Over that three-day span in July 1863, the air was filled with the smoke and roar of 634 canons. And at the end of the battle, the ground was littered with the bodies of 51,000 men and 5,000 dead horses. Curious Scouts linger at the boulder-strewn area known as Devil’s Den, where Longstreet’s Confederate First Corps launched a fierce assault on the Union forces on Day Two of the fighting.
Using their Scout skills, they estimate the distance between Confederate sharpshooters and Union forces on Little Round Top to the west. They crawl among the shaded boulders or simply stare at the ground as other Scouts read from the trail guide a description of the carnage that took place in the valley below,
“Everywhere we look, everywhere we step, there were dead and dying soldiers. They were hiding from the sun and the heat and the flying bullets.”
“Imagine charging up Little Round Top,” says 17-year old Ryan Pope, “We’d have to carry our bikes and wear wool clothing just to get an idea of what it was like to carry that heavy gun.”

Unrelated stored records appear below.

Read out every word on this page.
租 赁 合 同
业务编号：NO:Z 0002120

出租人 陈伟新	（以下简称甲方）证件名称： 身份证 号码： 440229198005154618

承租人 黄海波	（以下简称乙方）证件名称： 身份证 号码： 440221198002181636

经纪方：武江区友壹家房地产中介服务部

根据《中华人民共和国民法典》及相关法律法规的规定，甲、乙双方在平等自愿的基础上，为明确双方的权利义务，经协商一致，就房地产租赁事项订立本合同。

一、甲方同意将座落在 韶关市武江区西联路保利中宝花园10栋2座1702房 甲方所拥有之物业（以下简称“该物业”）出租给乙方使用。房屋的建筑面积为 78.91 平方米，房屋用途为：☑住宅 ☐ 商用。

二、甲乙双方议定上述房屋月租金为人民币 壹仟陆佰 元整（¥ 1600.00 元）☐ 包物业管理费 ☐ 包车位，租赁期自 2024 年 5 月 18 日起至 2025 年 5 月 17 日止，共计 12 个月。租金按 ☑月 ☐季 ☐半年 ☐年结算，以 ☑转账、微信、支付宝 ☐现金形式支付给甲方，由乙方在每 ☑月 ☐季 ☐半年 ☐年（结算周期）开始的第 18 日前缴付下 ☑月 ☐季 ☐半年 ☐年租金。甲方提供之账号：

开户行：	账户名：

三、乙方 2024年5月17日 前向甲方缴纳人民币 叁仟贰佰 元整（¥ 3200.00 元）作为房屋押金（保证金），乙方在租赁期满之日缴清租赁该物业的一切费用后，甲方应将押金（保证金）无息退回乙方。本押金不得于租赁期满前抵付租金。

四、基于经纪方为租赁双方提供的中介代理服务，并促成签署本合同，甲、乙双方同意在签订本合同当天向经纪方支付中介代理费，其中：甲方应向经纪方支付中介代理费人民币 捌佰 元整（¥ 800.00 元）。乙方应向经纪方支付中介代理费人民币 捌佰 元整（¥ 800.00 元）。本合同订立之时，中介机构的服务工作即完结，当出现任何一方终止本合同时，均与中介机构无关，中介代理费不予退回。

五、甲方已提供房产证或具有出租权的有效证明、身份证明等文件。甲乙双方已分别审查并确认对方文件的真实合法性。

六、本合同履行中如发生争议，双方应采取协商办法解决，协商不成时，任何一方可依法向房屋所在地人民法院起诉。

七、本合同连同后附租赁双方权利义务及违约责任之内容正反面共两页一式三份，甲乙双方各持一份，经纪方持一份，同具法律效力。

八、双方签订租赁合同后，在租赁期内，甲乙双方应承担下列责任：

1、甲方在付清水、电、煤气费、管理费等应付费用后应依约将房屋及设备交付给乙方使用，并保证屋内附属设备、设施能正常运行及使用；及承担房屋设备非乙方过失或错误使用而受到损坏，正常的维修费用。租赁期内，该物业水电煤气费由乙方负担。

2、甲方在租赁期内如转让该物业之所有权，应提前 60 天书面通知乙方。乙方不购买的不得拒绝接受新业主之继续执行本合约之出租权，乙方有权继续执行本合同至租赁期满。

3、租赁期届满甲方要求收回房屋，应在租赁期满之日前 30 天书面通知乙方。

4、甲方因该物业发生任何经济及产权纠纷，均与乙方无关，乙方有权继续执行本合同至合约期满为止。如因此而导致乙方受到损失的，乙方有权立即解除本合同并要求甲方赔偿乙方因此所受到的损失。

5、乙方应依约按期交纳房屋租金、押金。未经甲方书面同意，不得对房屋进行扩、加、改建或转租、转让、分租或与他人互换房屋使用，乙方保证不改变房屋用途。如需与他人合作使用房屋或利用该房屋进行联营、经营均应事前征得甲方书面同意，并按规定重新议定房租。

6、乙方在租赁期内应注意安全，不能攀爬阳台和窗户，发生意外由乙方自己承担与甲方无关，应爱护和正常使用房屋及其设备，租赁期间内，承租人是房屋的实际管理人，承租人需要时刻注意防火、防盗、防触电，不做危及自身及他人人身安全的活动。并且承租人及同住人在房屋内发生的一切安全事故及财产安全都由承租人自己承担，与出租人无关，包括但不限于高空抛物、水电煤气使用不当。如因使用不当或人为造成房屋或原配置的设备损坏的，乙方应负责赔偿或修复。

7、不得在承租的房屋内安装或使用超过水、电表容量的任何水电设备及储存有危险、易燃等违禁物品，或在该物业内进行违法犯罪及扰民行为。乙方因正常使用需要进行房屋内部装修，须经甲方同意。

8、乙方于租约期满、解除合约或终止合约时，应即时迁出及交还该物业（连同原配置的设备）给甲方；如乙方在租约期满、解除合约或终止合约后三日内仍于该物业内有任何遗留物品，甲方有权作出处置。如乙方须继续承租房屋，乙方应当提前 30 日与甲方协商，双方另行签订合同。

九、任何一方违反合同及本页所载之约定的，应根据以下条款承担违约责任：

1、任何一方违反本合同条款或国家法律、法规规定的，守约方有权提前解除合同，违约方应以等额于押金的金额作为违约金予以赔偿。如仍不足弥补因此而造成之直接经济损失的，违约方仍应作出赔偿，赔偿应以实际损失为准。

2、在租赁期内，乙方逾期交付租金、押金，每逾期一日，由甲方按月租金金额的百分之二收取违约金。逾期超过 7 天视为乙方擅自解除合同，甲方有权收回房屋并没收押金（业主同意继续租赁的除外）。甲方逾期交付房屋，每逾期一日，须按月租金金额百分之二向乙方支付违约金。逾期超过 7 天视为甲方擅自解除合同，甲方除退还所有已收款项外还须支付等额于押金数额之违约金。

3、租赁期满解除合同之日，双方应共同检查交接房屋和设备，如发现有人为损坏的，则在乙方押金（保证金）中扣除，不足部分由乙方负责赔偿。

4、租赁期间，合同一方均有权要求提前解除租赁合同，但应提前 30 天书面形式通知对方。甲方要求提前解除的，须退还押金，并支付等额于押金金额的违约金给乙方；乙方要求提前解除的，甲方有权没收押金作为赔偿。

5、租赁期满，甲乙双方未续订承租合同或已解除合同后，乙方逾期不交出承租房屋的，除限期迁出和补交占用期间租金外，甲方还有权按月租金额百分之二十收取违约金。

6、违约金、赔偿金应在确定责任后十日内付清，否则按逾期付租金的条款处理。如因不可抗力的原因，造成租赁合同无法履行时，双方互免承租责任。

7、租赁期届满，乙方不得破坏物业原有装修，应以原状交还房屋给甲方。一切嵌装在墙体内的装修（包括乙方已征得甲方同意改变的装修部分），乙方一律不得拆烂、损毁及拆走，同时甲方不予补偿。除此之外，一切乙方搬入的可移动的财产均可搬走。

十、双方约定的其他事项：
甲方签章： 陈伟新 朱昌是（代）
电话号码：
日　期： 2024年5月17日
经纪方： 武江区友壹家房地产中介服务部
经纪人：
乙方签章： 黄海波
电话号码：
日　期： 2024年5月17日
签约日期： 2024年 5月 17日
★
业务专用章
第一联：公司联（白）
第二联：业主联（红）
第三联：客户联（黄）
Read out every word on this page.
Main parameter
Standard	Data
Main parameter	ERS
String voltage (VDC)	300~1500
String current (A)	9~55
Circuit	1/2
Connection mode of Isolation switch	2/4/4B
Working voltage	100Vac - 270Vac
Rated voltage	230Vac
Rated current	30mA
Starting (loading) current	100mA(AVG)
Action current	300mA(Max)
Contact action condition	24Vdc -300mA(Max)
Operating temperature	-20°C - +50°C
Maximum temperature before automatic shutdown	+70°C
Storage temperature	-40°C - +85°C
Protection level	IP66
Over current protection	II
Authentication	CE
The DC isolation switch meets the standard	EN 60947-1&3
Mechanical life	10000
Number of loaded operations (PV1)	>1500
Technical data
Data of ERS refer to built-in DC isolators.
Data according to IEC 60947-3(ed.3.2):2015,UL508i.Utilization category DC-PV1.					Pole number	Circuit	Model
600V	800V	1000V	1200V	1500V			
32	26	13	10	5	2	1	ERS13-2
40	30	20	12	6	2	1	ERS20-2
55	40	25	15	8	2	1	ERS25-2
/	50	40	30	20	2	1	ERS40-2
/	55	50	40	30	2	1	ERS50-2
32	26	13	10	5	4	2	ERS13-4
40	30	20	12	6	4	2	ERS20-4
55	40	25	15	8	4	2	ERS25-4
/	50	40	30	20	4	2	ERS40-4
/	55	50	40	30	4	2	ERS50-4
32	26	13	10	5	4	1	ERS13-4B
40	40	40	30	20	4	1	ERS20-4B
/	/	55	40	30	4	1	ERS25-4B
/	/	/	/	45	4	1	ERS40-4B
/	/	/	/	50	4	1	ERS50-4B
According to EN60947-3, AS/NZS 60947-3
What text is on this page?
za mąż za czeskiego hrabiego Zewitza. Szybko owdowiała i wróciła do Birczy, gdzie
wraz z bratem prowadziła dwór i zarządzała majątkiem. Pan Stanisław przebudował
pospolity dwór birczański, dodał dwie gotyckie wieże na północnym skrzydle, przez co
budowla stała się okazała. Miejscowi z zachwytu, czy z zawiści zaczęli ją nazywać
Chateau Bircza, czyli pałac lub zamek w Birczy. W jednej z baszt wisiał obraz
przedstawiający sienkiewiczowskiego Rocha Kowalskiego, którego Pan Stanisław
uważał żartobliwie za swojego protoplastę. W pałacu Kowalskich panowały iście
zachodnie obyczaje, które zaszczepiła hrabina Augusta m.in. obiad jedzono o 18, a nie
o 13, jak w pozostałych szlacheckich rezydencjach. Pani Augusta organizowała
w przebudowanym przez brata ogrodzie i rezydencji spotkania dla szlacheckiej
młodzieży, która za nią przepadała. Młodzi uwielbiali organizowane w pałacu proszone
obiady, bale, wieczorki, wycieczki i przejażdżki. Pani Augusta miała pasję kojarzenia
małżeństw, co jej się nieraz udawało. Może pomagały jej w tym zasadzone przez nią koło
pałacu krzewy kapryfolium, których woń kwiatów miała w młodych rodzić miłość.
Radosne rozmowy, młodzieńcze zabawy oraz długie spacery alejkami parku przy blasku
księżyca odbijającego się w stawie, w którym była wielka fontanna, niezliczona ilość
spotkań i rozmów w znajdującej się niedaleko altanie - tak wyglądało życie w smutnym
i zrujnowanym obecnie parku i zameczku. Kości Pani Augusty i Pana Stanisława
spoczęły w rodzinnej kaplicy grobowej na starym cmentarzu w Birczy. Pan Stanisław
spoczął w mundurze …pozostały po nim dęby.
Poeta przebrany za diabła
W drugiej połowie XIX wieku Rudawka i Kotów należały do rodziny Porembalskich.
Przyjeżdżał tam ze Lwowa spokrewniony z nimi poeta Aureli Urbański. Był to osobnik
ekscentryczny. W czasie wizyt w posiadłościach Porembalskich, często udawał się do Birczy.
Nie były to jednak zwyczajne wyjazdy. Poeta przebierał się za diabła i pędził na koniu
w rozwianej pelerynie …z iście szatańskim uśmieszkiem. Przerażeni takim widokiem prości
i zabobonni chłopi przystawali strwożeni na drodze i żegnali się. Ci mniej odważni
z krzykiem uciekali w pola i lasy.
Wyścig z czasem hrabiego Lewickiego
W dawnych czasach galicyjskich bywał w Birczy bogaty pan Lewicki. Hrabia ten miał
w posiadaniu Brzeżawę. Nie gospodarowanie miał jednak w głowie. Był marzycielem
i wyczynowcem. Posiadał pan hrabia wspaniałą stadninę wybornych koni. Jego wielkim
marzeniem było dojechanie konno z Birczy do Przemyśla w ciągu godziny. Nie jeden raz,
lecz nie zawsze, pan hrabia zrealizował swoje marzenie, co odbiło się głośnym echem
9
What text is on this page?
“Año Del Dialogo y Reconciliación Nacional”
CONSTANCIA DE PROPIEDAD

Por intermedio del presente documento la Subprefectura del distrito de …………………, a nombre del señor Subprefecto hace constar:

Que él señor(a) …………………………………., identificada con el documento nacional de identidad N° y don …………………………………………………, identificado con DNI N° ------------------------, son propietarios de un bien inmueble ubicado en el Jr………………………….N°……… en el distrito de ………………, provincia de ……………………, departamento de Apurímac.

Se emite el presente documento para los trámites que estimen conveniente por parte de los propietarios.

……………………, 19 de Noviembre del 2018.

“Plus be dehydrated and hungry and real scared too,” adds 11-year old Scout Joey Bloom.
At the end of a long day of cycling the trails, climbing the knolls, reading the stories, following the guide, hearing the reenactors’ stories, and walking in the footsteps of those who fought and died here, the Scouts wearily pedal back to McMillan Woods.
Before they reach camp, they encounter a group of Confederate artillery troops cooking their evening meal over an open fire. The soldiers, in charge of cannons on a ridgeline, offer to give them a demonstration.
“You boys want to join the army?” they ask the Scouts. “Gotta be 16 to carry a rifle.”
Suiting up in wool jackets and hats like those worn by Union and Confederate soldiers, the boys tote a sponge rammer and vent pick to a genuine Civil War-era artillery piece mounted on heavy wooden wheels. There they watch a demonstration of how to load the cannon.
That evening, the boys knew what the Battle of Gettysburg must have been like and how this day might have changed their perception of those events.
“I never really cared about the Civil War until this trip,” says 13-year-old Patrol Leader Ryan Zittkowski. “But it seemed so real. For the first time, I enjoyed history.”
Gettysburg’s reenactors had done their job.
Freelance writer Cindy Ross lives in New Ringgold, Pa.